Remove Duplicates From Data List
Duplicates are very common in not only Excel but also databases. And the one of the easiest ways to work the data is through Excel. During our Advanced Excel Course, users always asked us how to remove these records in the database. And one of the most common problems is having muliple instance of the same email address because the client share one email address or having the same mailing address because your clients are staying in the same house. So imagine when you are
sending emails or printed materials to all your customers, your customers’ inbox or letter boxes will have a few copies of the same emails or printed materials from you. Not only it is a waste of resources, it also does not reflect very well on your company too.
There are 2 ways to remove duplicates in Excel. The first way is by using Advanced Filter. This method is very effective if 2 records in your database is exactly the same, meaning the content in all the fields of one record is the exactly the same as another. Should one of the fields differs, then the record is considered different and will not be filtered out. First, let me show you what I mean by that.
You have a list of email addresses. In the list, the last 2 records are repeats of the first 2 records. And you want to remove them using advanced filter. And here is what you do.
1. Go to the menu and click on Data -> Filter -> Advanced Filter.

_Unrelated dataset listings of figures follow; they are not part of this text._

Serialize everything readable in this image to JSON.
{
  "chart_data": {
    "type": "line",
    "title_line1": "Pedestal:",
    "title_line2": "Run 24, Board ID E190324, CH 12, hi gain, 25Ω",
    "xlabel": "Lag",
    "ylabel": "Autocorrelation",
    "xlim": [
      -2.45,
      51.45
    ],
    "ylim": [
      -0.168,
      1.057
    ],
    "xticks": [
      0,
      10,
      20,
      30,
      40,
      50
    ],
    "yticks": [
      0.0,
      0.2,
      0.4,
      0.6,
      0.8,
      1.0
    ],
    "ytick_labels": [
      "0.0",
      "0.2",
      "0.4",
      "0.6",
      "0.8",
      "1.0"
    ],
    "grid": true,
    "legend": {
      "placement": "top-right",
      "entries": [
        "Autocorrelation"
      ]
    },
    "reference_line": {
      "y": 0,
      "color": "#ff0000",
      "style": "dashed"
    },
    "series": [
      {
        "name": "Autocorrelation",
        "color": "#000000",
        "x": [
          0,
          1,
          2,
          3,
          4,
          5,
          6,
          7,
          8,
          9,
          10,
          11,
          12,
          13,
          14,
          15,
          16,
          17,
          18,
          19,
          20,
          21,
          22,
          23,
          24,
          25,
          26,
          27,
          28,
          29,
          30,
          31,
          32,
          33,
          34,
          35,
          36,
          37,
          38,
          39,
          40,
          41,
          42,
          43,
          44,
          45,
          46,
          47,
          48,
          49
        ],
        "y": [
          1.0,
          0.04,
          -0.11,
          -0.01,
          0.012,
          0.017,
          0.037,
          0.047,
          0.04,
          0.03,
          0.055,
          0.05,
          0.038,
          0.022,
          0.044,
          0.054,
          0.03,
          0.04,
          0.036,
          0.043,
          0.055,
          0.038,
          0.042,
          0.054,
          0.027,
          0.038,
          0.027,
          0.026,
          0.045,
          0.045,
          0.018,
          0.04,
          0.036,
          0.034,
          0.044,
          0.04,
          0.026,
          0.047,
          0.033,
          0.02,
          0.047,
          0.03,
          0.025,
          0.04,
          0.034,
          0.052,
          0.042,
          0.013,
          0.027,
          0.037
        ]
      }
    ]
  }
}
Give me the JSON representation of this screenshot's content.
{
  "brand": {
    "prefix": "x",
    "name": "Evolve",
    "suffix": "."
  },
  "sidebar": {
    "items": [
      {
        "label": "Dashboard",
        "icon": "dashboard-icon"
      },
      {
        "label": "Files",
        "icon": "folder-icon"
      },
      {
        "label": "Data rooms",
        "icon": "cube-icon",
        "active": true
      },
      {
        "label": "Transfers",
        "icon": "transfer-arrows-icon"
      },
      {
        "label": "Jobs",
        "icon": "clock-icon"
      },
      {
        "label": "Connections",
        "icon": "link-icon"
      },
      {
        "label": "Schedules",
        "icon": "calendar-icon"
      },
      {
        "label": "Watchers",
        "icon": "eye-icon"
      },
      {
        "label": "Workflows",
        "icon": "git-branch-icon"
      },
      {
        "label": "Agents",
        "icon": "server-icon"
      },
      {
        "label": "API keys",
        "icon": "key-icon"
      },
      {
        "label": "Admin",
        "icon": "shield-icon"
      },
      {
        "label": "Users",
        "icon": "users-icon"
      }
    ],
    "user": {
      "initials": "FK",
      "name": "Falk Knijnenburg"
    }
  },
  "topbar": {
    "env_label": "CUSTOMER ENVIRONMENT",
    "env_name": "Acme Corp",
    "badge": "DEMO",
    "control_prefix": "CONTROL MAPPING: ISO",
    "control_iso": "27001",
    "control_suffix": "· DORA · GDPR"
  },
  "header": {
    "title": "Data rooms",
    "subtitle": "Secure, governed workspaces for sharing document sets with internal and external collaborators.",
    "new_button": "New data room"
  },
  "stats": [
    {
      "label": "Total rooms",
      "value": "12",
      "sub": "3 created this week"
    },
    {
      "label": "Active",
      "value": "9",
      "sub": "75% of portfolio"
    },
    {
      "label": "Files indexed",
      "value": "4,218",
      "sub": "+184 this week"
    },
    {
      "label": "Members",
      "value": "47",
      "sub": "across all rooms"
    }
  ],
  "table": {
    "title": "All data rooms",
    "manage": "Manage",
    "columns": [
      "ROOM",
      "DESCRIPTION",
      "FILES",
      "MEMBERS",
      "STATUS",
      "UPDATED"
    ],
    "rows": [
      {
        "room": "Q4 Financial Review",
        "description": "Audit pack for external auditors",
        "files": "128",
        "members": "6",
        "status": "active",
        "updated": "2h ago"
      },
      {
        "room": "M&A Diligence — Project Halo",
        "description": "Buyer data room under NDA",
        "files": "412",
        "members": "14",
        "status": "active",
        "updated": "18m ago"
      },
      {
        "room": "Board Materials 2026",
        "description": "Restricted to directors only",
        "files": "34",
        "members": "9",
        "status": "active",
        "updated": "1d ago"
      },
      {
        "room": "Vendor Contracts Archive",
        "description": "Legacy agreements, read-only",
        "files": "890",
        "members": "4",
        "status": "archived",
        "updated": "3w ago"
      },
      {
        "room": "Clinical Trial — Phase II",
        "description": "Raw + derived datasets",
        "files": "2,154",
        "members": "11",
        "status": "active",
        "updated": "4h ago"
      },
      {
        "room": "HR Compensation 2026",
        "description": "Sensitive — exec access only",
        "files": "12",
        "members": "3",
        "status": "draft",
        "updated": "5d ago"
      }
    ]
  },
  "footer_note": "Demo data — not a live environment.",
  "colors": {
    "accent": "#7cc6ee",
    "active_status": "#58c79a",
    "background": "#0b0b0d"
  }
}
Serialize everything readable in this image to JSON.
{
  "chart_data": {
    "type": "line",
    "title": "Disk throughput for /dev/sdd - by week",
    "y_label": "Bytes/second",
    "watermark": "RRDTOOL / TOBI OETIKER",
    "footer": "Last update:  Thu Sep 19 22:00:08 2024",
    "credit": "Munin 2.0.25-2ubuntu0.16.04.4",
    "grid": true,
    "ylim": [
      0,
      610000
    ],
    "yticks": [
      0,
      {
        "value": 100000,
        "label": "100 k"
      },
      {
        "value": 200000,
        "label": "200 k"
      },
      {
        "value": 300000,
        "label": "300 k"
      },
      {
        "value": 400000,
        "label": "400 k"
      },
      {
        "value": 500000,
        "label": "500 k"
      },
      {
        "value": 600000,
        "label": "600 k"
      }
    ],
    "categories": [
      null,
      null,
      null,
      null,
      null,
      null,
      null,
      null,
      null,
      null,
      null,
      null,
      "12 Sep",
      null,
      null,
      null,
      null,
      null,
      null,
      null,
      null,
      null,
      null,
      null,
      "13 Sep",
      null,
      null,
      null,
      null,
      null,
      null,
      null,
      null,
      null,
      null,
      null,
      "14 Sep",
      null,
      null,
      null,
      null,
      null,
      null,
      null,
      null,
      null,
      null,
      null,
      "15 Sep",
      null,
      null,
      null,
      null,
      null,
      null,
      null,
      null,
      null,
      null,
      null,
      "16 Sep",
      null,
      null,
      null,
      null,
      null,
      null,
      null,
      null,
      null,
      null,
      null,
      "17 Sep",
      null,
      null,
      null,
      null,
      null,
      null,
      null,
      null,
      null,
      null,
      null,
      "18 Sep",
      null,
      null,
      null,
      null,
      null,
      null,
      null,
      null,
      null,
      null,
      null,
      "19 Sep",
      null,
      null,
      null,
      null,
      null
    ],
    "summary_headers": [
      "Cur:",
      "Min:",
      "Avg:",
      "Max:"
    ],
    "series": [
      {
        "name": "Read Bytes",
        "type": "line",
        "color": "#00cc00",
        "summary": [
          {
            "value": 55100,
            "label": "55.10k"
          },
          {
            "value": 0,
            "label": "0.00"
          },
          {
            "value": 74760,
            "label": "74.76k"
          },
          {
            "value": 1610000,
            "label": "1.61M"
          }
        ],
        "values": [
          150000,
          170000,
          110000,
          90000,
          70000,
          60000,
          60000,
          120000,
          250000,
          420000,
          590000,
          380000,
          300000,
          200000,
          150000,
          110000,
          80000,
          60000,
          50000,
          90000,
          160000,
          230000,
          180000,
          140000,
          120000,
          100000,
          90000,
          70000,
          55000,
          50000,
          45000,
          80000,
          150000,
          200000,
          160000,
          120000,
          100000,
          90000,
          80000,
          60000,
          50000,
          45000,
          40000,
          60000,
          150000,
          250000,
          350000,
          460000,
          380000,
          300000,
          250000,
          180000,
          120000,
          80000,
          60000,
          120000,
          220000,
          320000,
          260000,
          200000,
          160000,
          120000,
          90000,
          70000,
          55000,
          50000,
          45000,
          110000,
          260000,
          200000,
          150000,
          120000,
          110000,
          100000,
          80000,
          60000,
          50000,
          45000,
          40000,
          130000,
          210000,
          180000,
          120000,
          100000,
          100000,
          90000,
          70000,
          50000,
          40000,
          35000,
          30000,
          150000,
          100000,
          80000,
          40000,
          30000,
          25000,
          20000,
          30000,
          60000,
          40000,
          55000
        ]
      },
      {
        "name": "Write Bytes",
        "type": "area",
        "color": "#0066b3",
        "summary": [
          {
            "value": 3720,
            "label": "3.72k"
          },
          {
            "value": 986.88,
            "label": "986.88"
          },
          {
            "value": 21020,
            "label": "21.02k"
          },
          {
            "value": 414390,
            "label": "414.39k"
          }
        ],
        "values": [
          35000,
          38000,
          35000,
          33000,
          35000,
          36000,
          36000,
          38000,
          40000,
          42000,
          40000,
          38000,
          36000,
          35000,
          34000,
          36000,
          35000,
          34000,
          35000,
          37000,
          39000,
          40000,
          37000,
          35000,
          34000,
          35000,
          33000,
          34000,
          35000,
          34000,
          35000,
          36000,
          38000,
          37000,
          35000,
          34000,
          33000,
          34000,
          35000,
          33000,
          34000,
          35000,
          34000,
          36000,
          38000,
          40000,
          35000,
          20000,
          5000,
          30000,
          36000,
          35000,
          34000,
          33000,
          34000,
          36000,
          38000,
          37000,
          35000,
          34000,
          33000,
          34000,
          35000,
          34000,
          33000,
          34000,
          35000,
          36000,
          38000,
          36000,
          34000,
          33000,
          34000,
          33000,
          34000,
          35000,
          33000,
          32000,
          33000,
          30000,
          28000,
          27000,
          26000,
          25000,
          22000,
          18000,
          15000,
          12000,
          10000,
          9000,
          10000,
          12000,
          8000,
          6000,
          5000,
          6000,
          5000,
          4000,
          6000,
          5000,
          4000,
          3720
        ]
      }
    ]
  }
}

2. Select the option to copy the results into another location.
3. Select the range of the list. In our case, it is A1 to A7, including the header (A must!).
4. In the box for Copy to: select a cell away from the list e.g. cell F1
5. Make sure that the box next to “unique records only” is checked.
6. Click Ok and the results in cell F1 will show a list without the last 2 emails which are duplicates.
Now if you have a list containing Emails and Names as shown:
Using Advanced Filter, you will get a list with 5 records instead of 4 in the previous example. This is because the names for the email address [email protected] (A2 and A6) are different (Jason and Jason Khoo). As such, they are recognised as 2 different records.
To remove multiple instances of the same email address from such a list, you have to use the 2nd method, i.e. the IF formula method. Here are the steps:
- Sort the list by emails.
- In column C, enter the IF formula to compare the email address in the current row with that contained in the previous row. If the email address is the same, i.e. A3 is the same as A2, the formula will return the word “duplicate” in cell C3. If they are different (A3 is different from A2, return a blank – denoted by double inverted comma “”)
- Copy the formula down.
- Record 4 and 7 will show up as duplicate. In this example, record 4 is also marked even though the Names (in B3 and B4) are different.
- Activate auto-filter and select blanks as the filter criteria for column C.
- All the emails will appear only one time in the filtered list.
- Copy and paste records to a new worksheet.
- You have a list of emails and names without duplicates in it. Even if you have a list that contains many fields, this method will surely work for you.